The Obama Administration notched another victory in its War on Transparency in Government today as the Second Circuit Court of Appeals agreed that the U.S. government could withhold photographs of detainee abuse pending an appeal to the Supreme Court.
The Second Circuit stayed its own support of a lower court ruling requiring release of the photographs to give the Administration time to file its appeal.
The ACLU wasn't pleased.
"We are disappointed by this ruling," said ACLU lawyer Amrit Singh. "It further delays the disclosure of photographs that are critical to informing the debate about the treatment of U.S. prisoners."
Yusill Scribner, a spokeswoman for government lawyers in Manhattan, said the government had no comment. (source)
Between reversing its position on release of the photographs and its support of an assault on the Freedom of Information Act by Senators Lindsey Graham (R - Outer Wingnutistan) and Joe Lieberman (CfL - John McCain's Umbra), it appears that transparency in government will depend on what the President thinks you and I should see.
And they're willing to change the law to make sure that the President's power to withold information from the public is unfettered.
Glenn Greenwald addressed this earlier.
Imagine if a foreign government were accused of systematically torturing and otherwise brutally abusing detainees in its custody for years, and there was ample photographic evidence proving the extent and brutality of the abuse. Further imagine that the country's judiciary -- applying decades-old transparency laws -- ruled that the government was legally required to make that evidence public. But in response, that country's President demanded that those transparency laws be retroactively changed for no reason other than to explicitly empower him to keep the photographic evidence suppressed, and a compliant Congress then immediately passed a new law empowering the President to suppress that evidence. What kind of a country passes a law that has no purpose other than to empower its leader to suppress evidence of the torture it inflicted on people? (source)

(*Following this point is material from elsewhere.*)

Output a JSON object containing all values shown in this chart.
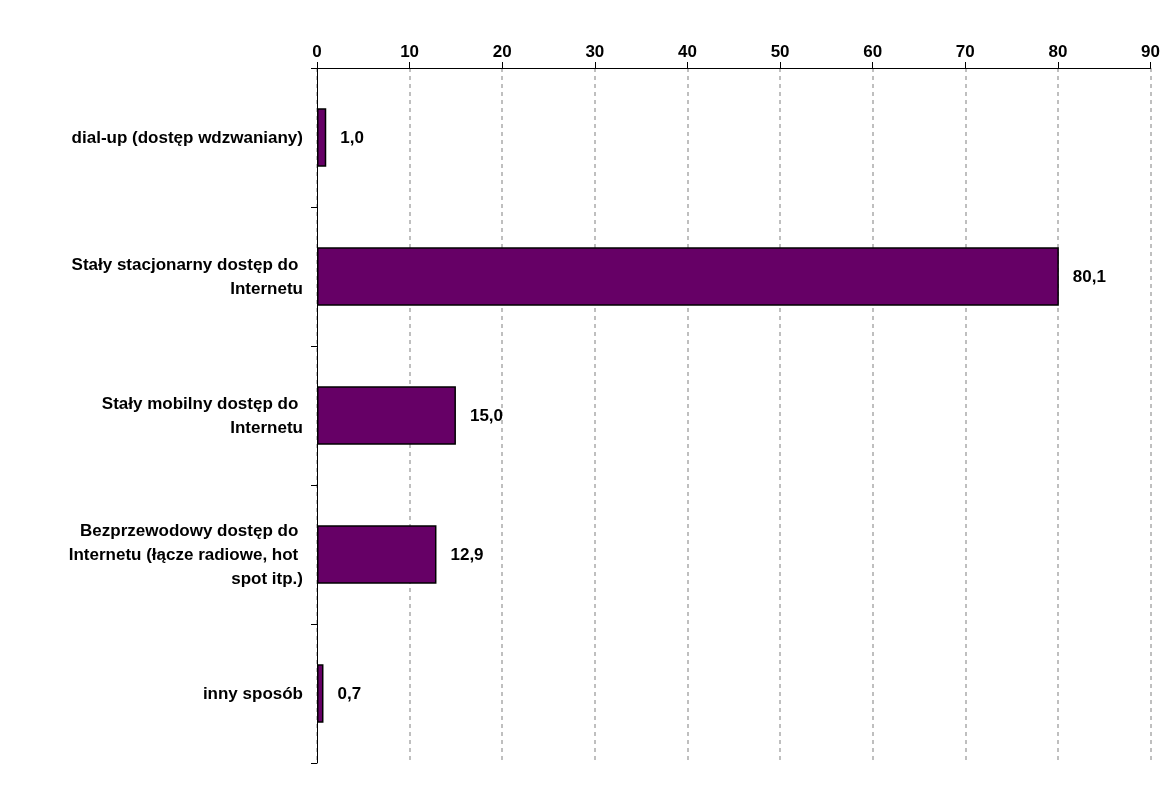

(Emphasis in the original.)
Apparently President Obama believes that his judgement supercedes the law of the land in determining what government records the American public is entitled to see - and he'll support changing the law if the courts don't accede to his judgement.
I don't believe the Administration's excuses about withholding the photographs. I believe this is a political decision, pure and simple.
More importantly, I believe that supporting an obvious attempt to undermine the Freedom of Information Act sets a very dangerous precedent. FOIA sets very clear parameters to what the government can withhold and why, and President Obama supports stripping the law of its authority, making it more difficult for American citizens to monitor the activities of its government.
The government has no comment, indeed.